DSSM Protocol Specification
Basics
DSSM is a protocol for multiplexing 256 bidirectional byte streams over a single one.
DSSM does not provide any error detection, it depends on a reliable, ordered transport.
DSSM does not provide encryption. If this is required, the underlying transport must provide it.
DSSM uses a minimal set of control characters from the C0 ASCII character set for stream multiplexing, keep alive signaling and stream termination indication.
For DSSM, streams are stateless. Error signalling is out of scope of DSSM. Senders and receivers have to agree on stream and stream state semantics as well as on error signalling.
Signaling
The control characters ENQ
, ACK
, NAK
, SOH
and EM
are used for signaling. The ESC
control character is used as a prefix for transmitting any of these control characters or for transmitting itself inside a stream.
Initial State
Upon connection establishment of the underlying transport any data transmitted is considered to be sent by stream 0.
Stream switching
The character SOH
signals a switch to another stream. The byte following the SOH
character is interpreted as the stream number (0..255). All following characters up to the next signal are part of the respective stream.

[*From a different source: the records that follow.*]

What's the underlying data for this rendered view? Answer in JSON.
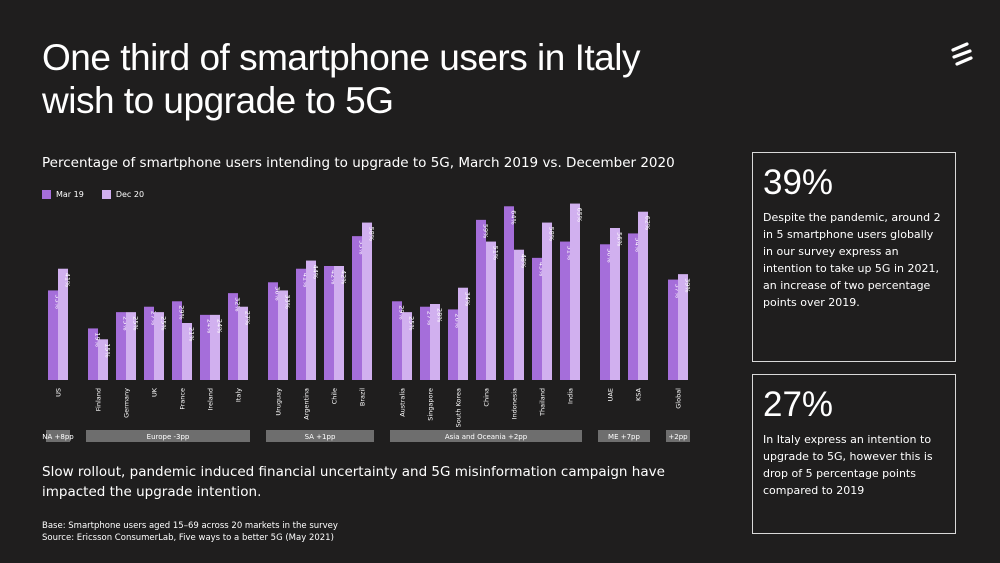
{
  "header": {
    "title_line1": "One third of smartphone users in Italy",
    "title_line2": "wish to upgrade to 5G",
    "logo_icon": "ericsson-logo-icon"
  },
  "takeaway": "Slow rollout, pandemic induced financial uncertainty and 5G misinformation campaign have impacted the upgrade intention.",
  "footnote": {
    "base": "Base: Smartphone users aged 15–69 across 20 markets in the survey",
    "source": "Source: Ericsson ConsumerLab, Five ways to a better 5G (May 2021)"
  },
  "cards": [
    {
      "value": "39%",
      "text": "Despite the pandemic, around 2 in 5 smartphone users globally in our survey express an intention to take up 5G in 2021, an increase of two percentage points over 2019."
    },
    {
      "value": "27%",
      "text": "In Italy express an intention to upgrade to 5G, however this is drop of 5 percentage points compared to 2019"
    }
  ],
  "chart_data": {
    "type": "bar",
    "title": "Percentage of smartphone users intending to upgrade to 5G, March 2019 vs. December 2020",
    "ylim": [
      0,
      70
    ],
    "grid": false,
    "legend_position": "top-left",
    "categories": [
      "US",
      "Finland",
      "Germany",
      "UK",
      "France",
      "Ireland",
      "Italy",
      "Uruguay",
      "Argentina",
      "Chile",
      "Brazil",
      "Australia",
      "Singapore",
      "South Korea",
      "China",
      "Indonesia",
      "Thailand",
      "India",
      "UAE",
      "KSA",
      "Global"
    ],
    "series": [
      {
        "name": "Mar 19",
        "color": "#a56eda",
        "values": [
          33,
          19,
          25,
          27,
          29,
          24,
          32,
          36,
          41,
          42,
          53,
          29,
          27,
          26,
          59,
          64,
          45,
          51,
          50,
          54,
          37
        ],
        "labels": [
          "33%",
          "19%",
          "25%",
          "27%",
          "29%",
          "24%",
          "32%",
          "36%",
          "41%",
          "42%",
          "53%",
          "29%",
          "27%",
          "26%",
          "59%",
          "64%",
          "45%",
          "51%",
          "50%",
          "54%",
          "37%"
        ]
      },
      {
        "name": "Dec 20",
        "color": "#d1b0ef",
        "values": [
          41,
          15,
          25,
          25,
          21,
          24,
          27,
          33,
          44,
          42,
          58,
          25,
          28,
          34,
          51,
          48,
          58,
          65,
          56,
          62,
          39
        ],
        "labels": [
          "41%",
          "15%",
          "25%",
          "25%",
          "21%",
          "24%",
          "27%",
          "33%",
          "44%",
          "42%",
          "58%",
          "25%",
          "28%",
          "34%",
          "51%",
          "48%",
          "58%",
          "65%",
          "56%",
          "62%",
          "39%"
        ]
      }
    ],
    "groups": [
      {
        "label": "NA +8pp",
        "start": 0,
        "end": 0
      },
      {
        "label": "Europe -3pp",
        "start": 1,
        "end": 6
      },
      {
        "label": "SA +1pp",
        "start": 7,
        "end": 10
      },
      {
        "label": "Asia and Oceania +2pp",
        "start": 11,
        "end": 17
      },
      {
        "label": "ME +7pp",
        "start": 18,
        "end": 19
      },
      {
        "label": "+2pp",
        "start": 20,
        "end": 20
      }
    ]
  }
}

Stream termination indication
A stream sender can signal the "end" of the current stream by sending the EM
character followed by a status byte.
To DSSM there is no meaning of "end" of a stream or the stream "status". Especially, if a sender "ends" a stream and then continues sending data to the same stream, DSSM does not consider this an error.
Keep alive signaling
Whenever the ENQ
character is received, the receiver should send back an ACK
or NAK
character before sending the next byte of the stream.
Whether ACK
/NAK
is considered a good/bad status indication, or whether the failure to respond an ENQ
with ACK
/NAK
has any meaning is completely up to the implementation of sender and receiver.
Unsolicited ACK
/NAK
signals are not considered an error and must be discarded by the receiver.
Notes
Periodic ENQ
/ACK
/NAK
signals can be used to keep an idle connection alive or to sense operational status of the opposite side.
ENQ
/ACK
can be used by a sender to meter round trip delay, transmission queue sizes or to flush remote buffers.
ENQ
/NAK
can be used to indicate fatal conditions or request restart of the underlying connection.
The receiver can choose to interpret a sequence of multiple ENQ
ACK
or NAK
characters or unsolicited ACK
/NAK
characters as a denial of service attack. The same applies to sequences of stream switch or stream end signalling without interspersed stream data.
If the underlying transport is packet oriented, senders might decide to split the streams into pieces fitting into one packet.
Implementers must take care not to intermingle ACK
/NAK
signals into an ESC
, SOH
or EM
sequence.
The rationale for defining DSSM is to provide the stderr
backchannel for rush, the 'remote unsecure shell', inside a
single TCP connection in a leaner way than done by SSH.